The biggest piece of advice I would give pregnant/new mums.
If you dont want advice then scroll past and ignore, but this is something I’d love to say to all my friends and family but you unfortunately can’t because it will be taken the wrong way.
Don’t mammy your partner/husband/wife. Pregnancy is the last chance you have to stop if you dont want to become an overtired, burned out mum. I see it time and time again with friends and family and I wish I could do something to stop it. Then I see all those TikToks and instagram reels with the Labour - The Cacophony about how mothers dont have a choice like fathers do. We do, its about your partner being a partner.
But lets get into what I mean. Pregnancy is very hard for some women, its a breeze for others but newborn stage is definitely really really tough for everyone. You’re learning how to be a mum, what your baby is trying to communicate, they are up every 30mins-3hrs for night feeds, same during the day so you’re exhausted and you just pushed a human out of your vagina or had your stomach sliced open and are expected to do everything like nothing ever happened, lets not forget struggles of breastfeeding and sore nipples if thats what you chose to do to feed your baby.

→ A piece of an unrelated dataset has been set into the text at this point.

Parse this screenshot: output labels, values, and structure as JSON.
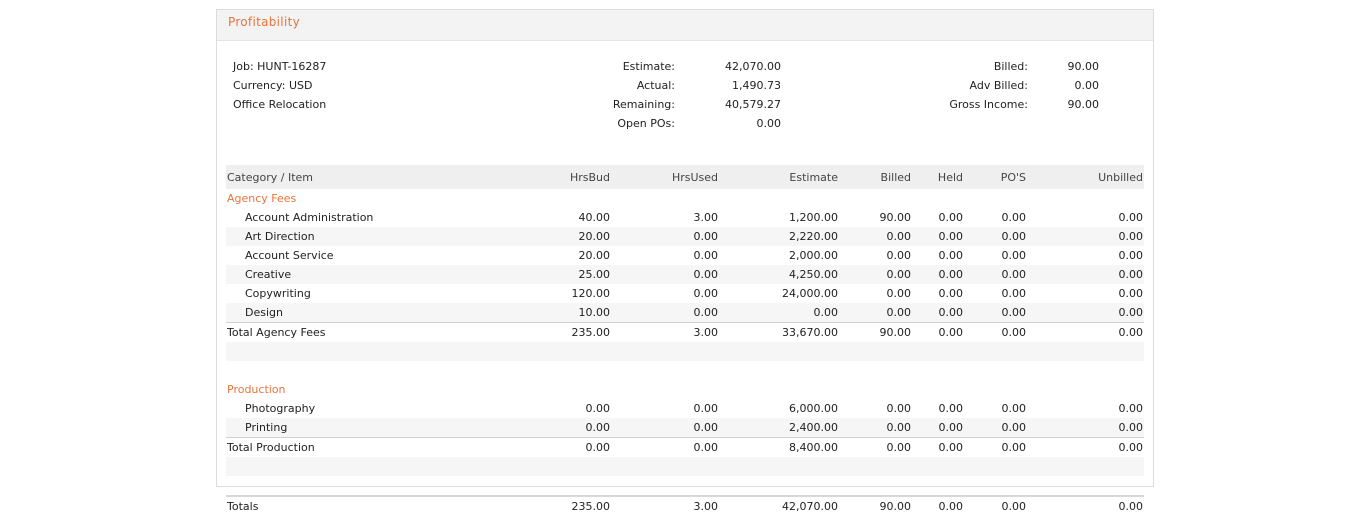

Add another person to take care of on top of that and you’ll drown. If you’ve been the main meal maker up until now - its time to teach them some quick meals. Even if its boiling some pasta and adding sauce to it, sometimes thats all you’ll need. If they dont know how to do laundry - again, teach them. I didnt do any laundry for the first 3 weeks after my emergency c section because I just couldnt bend down low enough to do it and last thing you want to do after sleepless nights is standing over someone and telling them how to do basic household chores. Same goes for hoovering, dusting, changing sheets, cleaning the shower and toilet, basic things you might need someone else to do for you and the baby in the first couple of weeks.

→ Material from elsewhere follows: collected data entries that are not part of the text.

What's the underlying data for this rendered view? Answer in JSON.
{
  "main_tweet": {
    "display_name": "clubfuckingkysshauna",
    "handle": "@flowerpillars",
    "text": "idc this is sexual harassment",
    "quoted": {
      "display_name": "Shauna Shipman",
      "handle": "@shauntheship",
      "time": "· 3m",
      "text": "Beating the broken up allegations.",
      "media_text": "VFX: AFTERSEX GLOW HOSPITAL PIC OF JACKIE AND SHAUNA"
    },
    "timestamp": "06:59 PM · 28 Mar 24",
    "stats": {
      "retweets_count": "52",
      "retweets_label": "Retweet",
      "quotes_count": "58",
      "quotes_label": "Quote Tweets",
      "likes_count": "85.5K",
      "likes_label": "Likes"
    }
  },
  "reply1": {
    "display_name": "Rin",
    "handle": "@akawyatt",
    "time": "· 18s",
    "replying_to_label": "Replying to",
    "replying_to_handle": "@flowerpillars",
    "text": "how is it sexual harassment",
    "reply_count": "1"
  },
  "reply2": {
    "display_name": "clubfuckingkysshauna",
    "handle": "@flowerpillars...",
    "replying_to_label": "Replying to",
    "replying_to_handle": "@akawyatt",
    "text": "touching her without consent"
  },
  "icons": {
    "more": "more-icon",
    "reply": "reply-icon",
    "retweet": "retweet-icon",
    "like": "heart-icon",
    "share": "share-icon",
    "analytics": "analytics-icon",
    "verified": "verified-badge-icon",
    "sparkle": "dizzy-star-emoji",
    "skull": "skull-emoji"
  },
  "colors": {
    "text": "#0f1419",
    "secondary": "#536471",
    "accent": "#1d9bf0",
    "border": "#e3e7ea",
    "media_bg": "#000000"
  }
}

But most importantly, he needs to learn the baby too. I dont know what its like in other countries but here dads are allowed in the hospital from 8am till 9pm and then they need to leave. My husband was at the door at 7.30am waiting to be let in and he has not left once at 9pm, he was always thrown out by one of the midwives because he wanted to be there with our baby. Now that we’re having another one it will be definitely different as he’ll have to be there for him too but if its your first baby, if you’re the one spending all this time with the baby alone in the hospital you will learn how to take care of them, you’ll learn their cues etc. If your partner is there for couple of hours a day, how could they? So when you get home and its time to take care of the baby, and they’re crying and your partner can’t soother them I can assure you it will lead to two scenarios:
- they will say I dont know what to do take them
- You will take the baby away after a while because you’ll get frustrated at the crying.
And the endless cycle will beging of ‚she/he wants mammy’, ‚ I dont know how to do it’, ‚she/he wants the boob’.

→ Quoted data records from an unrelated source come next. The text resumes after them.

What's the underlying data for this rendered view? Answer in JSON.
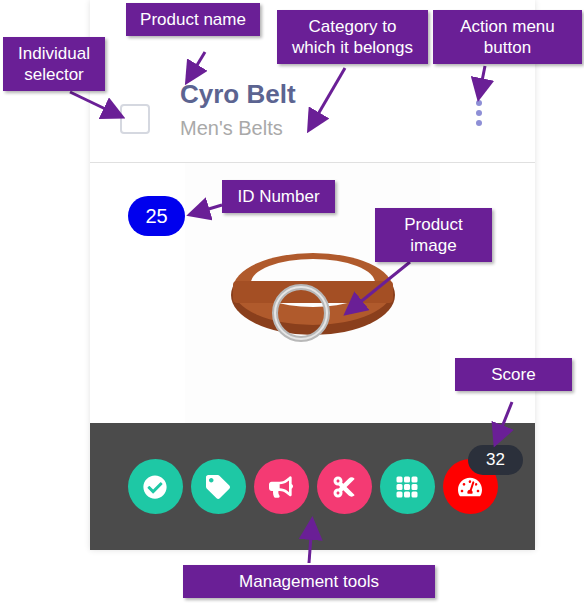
{
  "card": {
    "name": "Cyro Belt",
    "category": "Men's Belts",
    "selected": false,
    "id_badge": "25",
    "score": "32",
    "tools": [
      {
        "kind": "approve",
        "color": "#1ec8a5"
      },
      {
        "kind": "tag",
        "color": "#1ec8a5"
      },
      {
        "kind": "promote",
        "color": "#f43a73"
      },
      {
        "kind": "cut",
        "color": "#f43a73"
      },
      {
        "kind": "grid",
        "color": "#1ec8a5"
      },
      {
        "kind": "score",
        "color": "#ff0000"
      }
    ]
  },
  "callouts": [
    {
      "target": "selector",
      "lines": [
        "Individual",
        "selector"
      ]
    },
    {
      "target": "name",
      "lines": [
        "Product name"
      ]
    },
    {
      "target": "category",
      "lines": [
        "Category to",
        "which it belongs"
      ]
    },
    {
      "target": "menu",
      "lines": [
        "Action menu",
        "button"
      ]
    },
    {
      "target": "id",
      "lines": [
        "ID Number"
      ]
    },
    {
      "target": "image",
      "lines": [
        "Product",
        "image"
      ]
    },
    {
      "target": "score",
      "lines": [
        "Score"
      ]
    },
    {
      "target": "tools",
      "lines": [
        "Management tools"
      ]
    }
  ]
}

And if your partner is going back to work quickly, try to find things that they’ll always do. Ie. Bath time is my husbands job when hes home. Its a lovely time they have when they bond and play together and laugh and then we both put him to bed. Try to relax in that time. If you have to clean, do a quick 15min clean.
And if theres people saying ‚oh but he needs to rest after work, he can’t provide and take care of the house and child’. Yes you’re right but sometimes he will need to pick up the slack because thats how partners work. Is it 50/50 that my body changes, I feel extremely sick and awful while pregnant, I go through a major surgery that I cant fully recover from because I’m always sleep deprived and need to stay active to take care of this child, also take care of the house while he goes to work?
Not really, if I could I would 100% pick work over pregnancy and taking care of the house again but unforunately they haven’t figured out a way to make men pregnant yet 😂
You are also tired. If you can’t ask husband to do full nights because his work is too risky to do sleep deprived (like mine), have him get up couple of hours earlier and take the baby. My 10 month old has not slept through the night yet and I’m in my first trimester of my second pregnancy and I am EXHAUSTED. My husband always takes him 2-3 hours before work, takes care of him while he gets ready and then wakes me up 2 mins before he heads out the door. And I’m not saying here that he doesn’t get any rest. I often take our baby and head out for the day with him while my husband has a day off just so he can relax. Its about finding balance. And thats the biggest piece of advice. Make sure you find that balance and the load of motherhood and household is not all on you, because in this day and age most of us will have to go back to point sooner or later and what will happen is you will be the one worrying about your children, house and also pay the bills.